Aleksei Muratov, a former legislator in the Russian city of Kursk, abandoned his political career to devote himself exclusively to promoting MMM-2011.
He firmly believes in Mavrodi's stated mission to bring about a new financial era.
"He isn't doing it for money, Muratov says. "I believe that his intentions are noble. Will he succeed? Considering the speed with which MMM-2011 is growing, I think I will see this new life. I think it will happen soon. Even if I go bust, I will have invested my money in his project, I will have supported him as a strong personality."
Authorities Reluctant To Act
So far, MMM-2011 has been able to operate largely unhindered, largely because Ponzi schemes and financial pyramids are legal under Russian law.
And despite numerous pledges to crack down on the pyramid after its creation in January 2011, federal authorities appear reluctant to take action.
Russia's financial ombudsman, Pavel Medvedev, is one exception. He has written to the Prosecutor-General's Office but he claims prosecutors are in no rush to look into Mavrodi's activities.
"The prosecutor-general told me that measures will be taken if violations are committed," he said. "Why aren't prosecutors acting against him? Because the Prosecutor-General's Office is not interested, it has a life of its own.
"If a big, big boss gives orders then it will act, otherwise it won't bother. It will take the trouble if there's a serious disaster, of course, if someone is murdered. That's its sensitivity threshold."
Medvedev doesn't believe MMM-2011 has millions of members. If this were the case, he says, he would long have been flooded with complaints from defrauded investors.
In his opinion, MMM-2011 probably operates on a very modest scale.
"MMM no longer exists," he says. "What we have here is a wretched person, Mavrodi, who has always been very active. Even in Soviet times he traded jeans, which was a very lucrative business.
"Now he is idle, he must pay the court and defrauded citizens fantastic amounts of money, which he doesn't have, so he can't start any business. I think he's bluffing."
Confident Of Success
Mavrodi, however, is confident of his success and is now seeking to export MMM-2011 to Western Europe, Canada, and Latin America.
His website is currently available in 17 languages, including English, French, Spanish, Czech, Greek, Turkish, Swedish, and Hebrew.
It also lists phone numbers of representatives in a dozen countries.
Mavrodi says he is about to launch a massive advertising campaign in Europe. His agents have already been spotted in London distributing Russian-language leaflets promoting MMM-2011.
His foray into the West, however, may prove tricky. Russia's porous legislation and the population's inexperience with capitalism at the time enabled MMM to defraud millions of Russians in the early 1990s.
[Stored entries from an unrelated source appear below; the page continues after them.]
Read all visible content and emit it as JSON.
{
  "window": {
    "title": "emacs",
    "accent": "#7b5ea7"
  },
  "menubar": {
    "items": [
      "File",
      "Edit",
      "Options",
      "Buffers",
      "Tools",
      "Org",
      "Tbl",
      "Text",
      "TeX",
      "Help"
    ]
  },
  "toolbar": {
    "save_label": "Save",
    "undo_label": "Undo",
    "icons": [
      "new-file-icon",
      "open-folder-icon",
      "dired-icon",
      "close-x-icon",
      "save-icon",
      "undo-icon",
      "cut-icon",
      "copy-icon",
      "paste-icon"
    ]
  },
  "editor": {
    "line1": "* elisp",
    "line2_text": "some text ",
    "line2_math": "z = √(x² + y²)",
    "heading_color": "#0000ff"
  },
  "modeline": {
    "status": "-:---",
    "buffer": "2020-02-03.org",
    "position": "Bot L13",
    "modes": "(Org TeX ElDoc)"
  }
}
Western citizens, well-seasoned in the principles of a market economy, may prove tougher to persuade. Western laws could also be an obstacle.
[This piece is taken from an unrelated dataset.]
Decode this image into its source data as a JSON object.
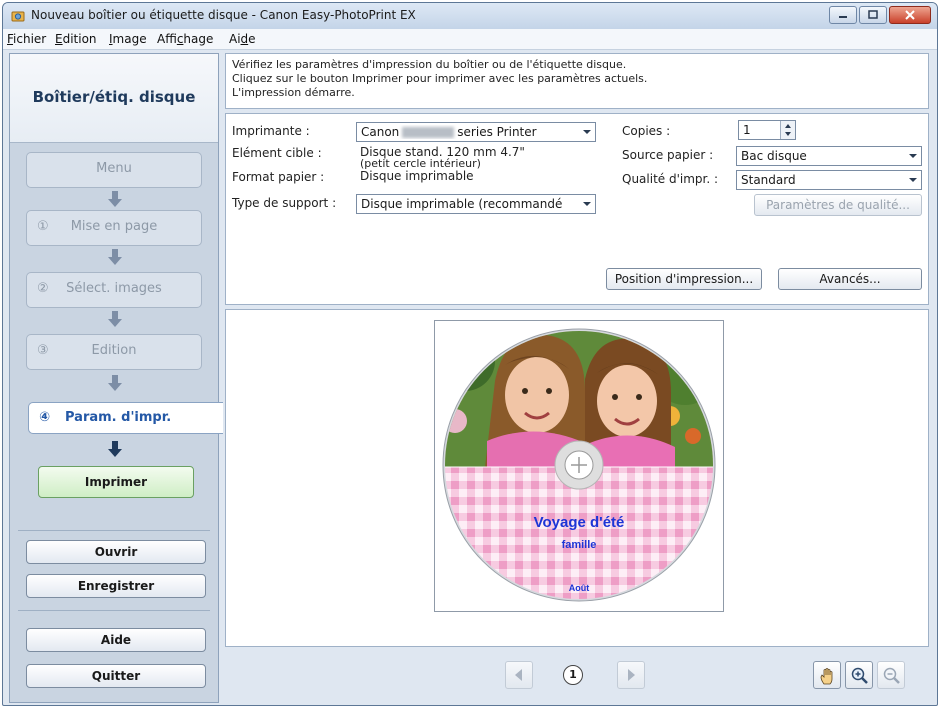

MMM-2011's biggest prospective foreign market, the European Union, bans all types of financial pyramids on its territory. Running such a scheme is punishable by a fine, a ban, and in some countries with a prison term.
According to Mavrodi, that's a risk he's willing to take.
"Absolutely nothing will stop me -- not threats, not intimidation, regardless of whom they come from, even from the very top," he says.
"Of course I don't want to go to jail. But I'm doing what I have to do, and what will be will be."